CE 2 oct. 2013, req. n° 367023
Le Conseil d’État a indiqué, dans un avis du 2 octobre 2013, que le maire d’une commune est compétent pour statuer sur une demande d’abrogation de tout ou partie d’un plan local d’urbanisme (PLU) qu’il estime non fondée, dès lors que les dispositions dont l’abrogation est demandée sont légales. Il devra, dans le cas contraire, en saisir le conseil municipal.
Saisi d’une demande d’avis par le tribunal administratif de Nîmes, le Conseil d’État a estimé qu’il résulte de la combinaison des dispositions de l’article R. 123-22-1 du code de l’urbanisme et de l’article L. 2121-10 du code général des collectivités territoriales « que si le conseil municipal est seul compétent pour abroger tout ou partie du plan local d’urbanisme de la commune, c’est au maire qu’il revient d’inscrire cette question à l’ordre du jour d’une réunion du conseil municipal.

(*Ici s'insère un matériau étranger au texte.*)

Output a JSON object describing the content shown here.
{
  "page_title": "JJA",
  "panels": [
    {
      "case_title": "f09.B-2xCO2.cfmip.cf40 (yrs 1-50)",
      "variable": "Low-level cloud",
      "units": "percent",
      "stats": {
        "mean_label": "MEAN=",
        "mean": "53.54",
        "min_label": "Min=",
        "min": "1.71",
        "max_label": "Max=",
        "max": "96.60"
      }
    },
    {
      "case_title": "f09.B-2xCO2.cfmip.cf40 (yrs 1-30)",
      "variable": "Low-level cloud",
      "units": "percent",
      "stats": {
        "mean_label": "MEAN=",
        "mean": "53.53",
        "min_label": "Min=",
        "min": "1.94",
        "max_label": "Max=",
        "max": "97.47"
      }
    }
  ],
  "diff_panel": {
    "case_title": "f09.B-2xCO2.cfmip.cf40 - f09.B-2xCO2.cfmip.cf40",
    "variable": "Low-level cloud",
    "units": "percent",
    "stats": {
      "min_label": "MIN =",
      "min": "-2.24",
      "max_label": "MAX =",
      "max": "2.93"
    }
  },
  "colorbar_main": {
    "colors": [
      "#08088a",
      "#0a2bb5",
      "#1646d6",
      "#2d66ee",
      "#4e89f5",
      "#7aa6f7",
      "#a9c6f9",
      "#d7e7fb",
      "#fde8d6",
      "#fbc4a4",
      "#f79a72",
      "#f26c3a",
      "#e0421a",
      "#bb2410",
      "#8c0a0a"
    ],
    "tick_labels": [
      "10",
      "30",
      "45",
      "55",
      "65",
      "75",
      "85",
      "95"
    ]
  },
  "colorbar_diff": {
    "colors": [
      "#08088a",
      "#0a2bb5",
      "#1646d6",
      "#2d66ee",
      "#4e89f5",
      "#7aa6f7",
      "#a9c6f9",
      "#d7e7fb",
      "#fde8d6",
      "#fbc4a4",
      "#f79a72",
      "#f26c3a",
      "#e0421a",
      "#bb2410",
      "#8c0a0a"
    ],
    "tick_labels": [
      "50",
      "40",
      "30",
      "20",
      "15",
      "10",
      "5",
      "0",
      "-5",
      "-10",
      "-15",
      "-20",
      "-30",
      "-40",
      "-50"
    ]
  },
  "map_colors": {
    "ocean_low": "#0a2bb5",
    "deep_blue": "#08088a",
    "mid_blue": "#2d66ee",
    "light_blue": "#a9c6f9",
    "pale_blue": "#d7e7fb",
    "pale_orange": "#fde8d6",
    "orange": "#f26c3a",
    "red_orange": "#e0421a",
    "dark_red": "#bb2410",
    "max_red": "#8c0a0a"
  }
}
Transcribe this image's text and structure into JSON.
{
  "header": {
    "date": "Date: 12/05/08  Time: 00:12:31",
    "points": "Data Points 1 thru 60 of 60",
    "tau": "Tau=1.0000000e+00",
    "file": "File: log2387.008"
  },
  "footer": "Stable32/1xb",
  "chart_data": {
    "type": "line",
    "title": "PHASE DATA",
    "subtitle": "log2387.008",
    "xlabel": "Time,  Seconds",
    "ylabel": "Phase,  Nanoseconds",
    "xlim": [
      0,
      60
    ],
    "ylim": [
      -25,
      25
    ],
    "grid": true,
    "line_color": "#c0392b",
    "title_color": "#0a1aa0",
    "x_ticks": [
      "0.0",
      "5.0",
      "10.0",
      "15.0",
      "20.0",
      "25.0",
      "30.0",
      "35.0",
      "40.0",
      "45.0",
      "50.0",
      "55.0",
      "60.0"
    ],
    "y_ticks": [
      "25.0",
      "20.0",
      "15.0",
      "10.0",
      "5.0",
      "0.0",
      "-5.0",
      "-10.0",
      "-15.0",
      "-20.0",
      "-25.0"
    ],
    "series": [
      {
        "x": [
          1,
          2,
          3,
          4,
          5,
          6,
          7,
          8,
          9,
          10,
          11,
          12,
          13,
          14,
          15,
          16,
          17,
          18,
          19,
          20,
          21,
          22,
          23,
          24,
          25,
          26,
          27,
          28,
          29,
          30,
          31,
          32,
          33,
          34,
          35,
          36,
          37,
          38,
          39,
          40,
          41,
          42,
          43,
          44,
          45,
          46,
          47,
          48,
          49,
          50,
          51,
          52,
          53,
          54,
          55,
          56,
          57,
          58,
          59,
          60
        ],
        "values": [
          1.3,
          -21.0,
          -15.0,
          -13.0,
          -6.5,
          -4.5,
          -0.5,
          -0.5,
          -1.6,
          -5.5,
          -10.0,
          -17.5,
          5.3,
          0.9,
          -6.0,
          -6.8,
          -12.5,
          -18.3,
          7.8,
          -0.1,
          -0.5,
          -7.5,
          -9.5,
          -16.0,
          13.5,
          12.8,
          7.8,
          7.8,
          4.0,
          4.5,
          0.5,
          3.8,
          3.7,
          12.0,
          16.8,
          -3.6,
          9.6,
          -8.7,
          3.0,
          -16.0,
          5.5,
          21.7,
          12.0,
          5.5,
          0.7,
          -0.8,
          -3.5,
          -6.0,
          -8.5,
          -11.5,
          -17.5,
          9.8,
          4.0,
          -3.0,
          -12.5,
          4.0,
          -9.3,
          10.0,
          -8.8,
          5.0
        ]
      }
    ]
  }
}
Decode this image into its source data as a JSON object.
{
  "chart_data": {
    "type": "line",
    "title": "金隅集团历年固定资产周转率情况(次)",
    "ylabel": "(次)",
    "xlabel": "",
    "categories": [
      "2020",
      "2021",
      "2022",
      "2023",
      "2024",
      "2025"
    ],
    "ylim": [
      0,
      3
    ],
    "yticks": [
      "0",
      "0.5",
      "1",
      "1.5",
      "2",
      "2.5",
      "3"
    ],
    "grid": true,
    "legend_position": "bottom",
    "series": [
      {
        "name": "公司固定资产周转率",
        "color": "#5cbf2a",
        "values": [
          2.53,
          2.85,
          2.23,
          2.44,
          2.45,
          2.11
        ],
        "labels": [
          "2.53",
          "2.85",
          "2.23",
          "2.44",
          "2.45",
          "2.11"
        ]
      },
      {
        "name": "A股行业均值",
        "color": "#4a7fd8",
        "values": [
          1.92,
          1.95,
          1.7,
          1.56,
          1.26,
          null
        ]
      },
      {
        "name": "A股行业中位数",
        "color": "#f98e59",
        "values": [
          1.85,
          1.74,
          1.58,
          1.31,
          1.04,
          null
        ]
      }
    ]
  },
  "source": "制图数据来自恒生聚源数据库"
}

Par suite, le maire a compétence pour rejeter une demande tendant à l’abrogation du plan local d’urbanisme ou de certaines de ses dispositions. Toutefois, il ne peut légalement prendre une telle décision que si les dispositions dont l’abrogation est sollicitée sont elles-mêmes légales. Dans l’hypothèse inverse, en effet, il est tenu d’inscrire la question à l’ordre du jour du conseil municipal, pour permettre à celui-ci, seul compétent pour ce faire, de prononcer l’abrogation des dispositions illégales ».